NOUVELLES
22/03/2016 07:15 EDT | Actualisé 23/03/2017 01:12 EDT

Burundi: assassinat d'un officier accusé d'implication dans la répression

Un lieutenant-colonel régulièrement accusé d'être impliqué dans la répression des opposants au président burundais Pierre Nkurunziza a été assassiné par balles mardi, alors qu'il se trouvait dans l'enceinte de l'état-major général de l'armée à Bujumbura, a appris l'AFP de sources militaires concordantes.

Darius Ikurakure se trouvait à l'état-major de l'armée vers 13H00 (11H00 GMT) lorsqu'il a été assassiné par un militaire qui a ensuite pris la fuite, selon ces sources. Interrogé sur cet assassinat par l'AFP, un haut responsable de l'armée a répondu sous couvert de l'anonymat: "C'est malheureusement vrai".

L'état-major est pratiquement désert pendant la pause déjeuner, à l'exception des soldats de faction, ont précisé ces sources.

Le porte-parole de l'armée burundaise, le colonel Gaspard Baratuza, ne pouvait être joint mardi en début d'après-midi pour commenter cet homicide.

Le lieutenant-colonel Ikurakure était le commandant du bataillon de génie de Muzinda, situé à une vingtaine de kilomètres au nord de la capitale.

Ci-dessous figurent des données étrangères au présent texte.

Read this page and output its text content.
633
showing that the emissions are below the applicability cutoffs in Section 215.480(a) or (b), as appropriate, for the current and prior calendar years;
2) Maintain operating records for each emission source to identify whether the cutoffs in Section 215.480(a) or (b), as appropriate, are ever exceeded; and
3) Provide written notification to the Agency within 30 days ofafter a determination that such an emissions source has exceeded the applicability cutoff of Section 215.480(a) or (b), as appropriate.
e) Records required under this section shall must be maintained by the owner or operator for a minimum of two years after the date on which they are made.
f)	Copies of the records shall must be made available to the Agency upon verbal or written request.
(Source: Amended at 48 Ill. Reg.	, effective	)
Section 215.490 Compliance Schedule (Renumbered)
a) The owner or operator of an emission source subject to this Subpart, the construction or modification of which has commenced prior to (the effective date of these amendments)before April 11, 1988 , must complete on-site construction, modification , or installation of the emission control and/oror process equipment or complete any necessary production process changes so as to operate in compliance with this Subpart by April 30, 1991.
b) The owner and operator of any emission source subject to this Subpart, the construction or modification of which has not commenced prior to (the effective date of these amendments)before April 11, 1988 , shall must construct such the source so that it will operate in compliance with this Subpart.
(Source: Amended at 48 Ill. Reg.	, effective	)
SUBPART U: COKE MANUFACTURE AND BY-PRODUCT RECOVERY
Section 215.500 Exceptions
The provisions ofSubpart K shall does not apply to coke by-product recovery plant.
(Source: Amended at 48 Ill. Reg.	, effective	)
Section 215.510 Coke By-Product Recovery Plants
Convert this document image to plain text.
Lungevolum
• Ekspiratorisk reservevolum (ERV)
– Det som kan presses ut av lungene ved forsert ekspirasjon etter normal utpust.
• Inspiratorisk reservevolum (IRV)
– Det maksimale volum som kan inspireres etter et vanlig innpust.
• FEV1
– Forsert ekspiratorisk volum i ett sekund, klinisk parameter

Son nom a été régulièrement cité dans des cas de disparitions forcées ou de torture de jeunes issus des quartiers contestataires de la capitale, opposés au troisième mandat du président Nkurunziza qui a déclenché une profonde crise politique dans le pays.

C'était "un personnage cruel au centre de la répression en cours. Je regrette qu'il parte sans répondre de ses actes devant la justice", a réagi à l'AFP Pacifique Nininahazwe, l'une des figures de la société civile burundaise actuellement en exil.

Son assassinat n'a pas été revendiqué dans l'immédiat et on ignorait mardi si son meurtrier a agi pour des motifs politiques ou autres.

Ce n'est pas la première fois qu'un militaire réputé proche du pouvoir actuel est visé par une attaque. En septembre 2015, le chef d'état-major lui-même avait réchappé d'une tentative d'assassinat par des hommes en tenue militaire lourdement armés.

Un autre homme-clé de l'appareil sécuritaire, le général Adolphe Nshimirimana, considéré alors comme le bras droit du président Nkurunziza, avait péri début août dans une embuscade en plein centre de Bujumbura.

L'assassinat mardi du lieutenant-colonel Ikurakure intervient dans un contexte de relative accalmie au Burundi. Les attaques à la grenade, jamais revendiquées, qui frappaient Bujumbura quasi-quotidiennement en février se sont raréfiées en mars.

Plusieurs organisations de défense des droits de l'homme ont toutefois souligné que la répression des personnes perçues comme des opposants au régime se poursuivait mais de façon plus discrète.

"Alors que la découverte de cadavres dans les rues de Bujumbura était un phénomène quotidien pendant la seconde moitié de 2015, de nombreuses violations se produisent désormais à l'abri des regards, les forces de sécurité emmenant des personnes dans le plus grand secret et déclinant ensuite toute responsabilité pour leur sort", écrivait l'organisation Human Rights Watch fin février.

Le Burundi a plongé dans une grave crise émaillée de violences lorsque le président a annoncé sa candidature en avril 2015 pour un troisième mandat. Réélu en juillet, il a ce faisant violé la constitution ainsi que l'accord d'Arusha qui mit fin à la guerre civile entre 1993 et 2006 (300.000 morts), selon l'opposition, la société civile et une partie de son camp.

Les autorités burundaises ont déjoué un coup d'État militaire en mai 2015 et ont brutalement réprimé six semaines de manifestations à Bujumbura, mais elles font désormais face à des mouvements rebelles embryonnaires déterminés à chasser M. Nkurunziza tandis que le dialogue inter-burundais est pour le moment dans l'impasse.

Les violences ont déjà fait plus de 400 morts et poussé plus de 250.000 personnes à quitter le pays.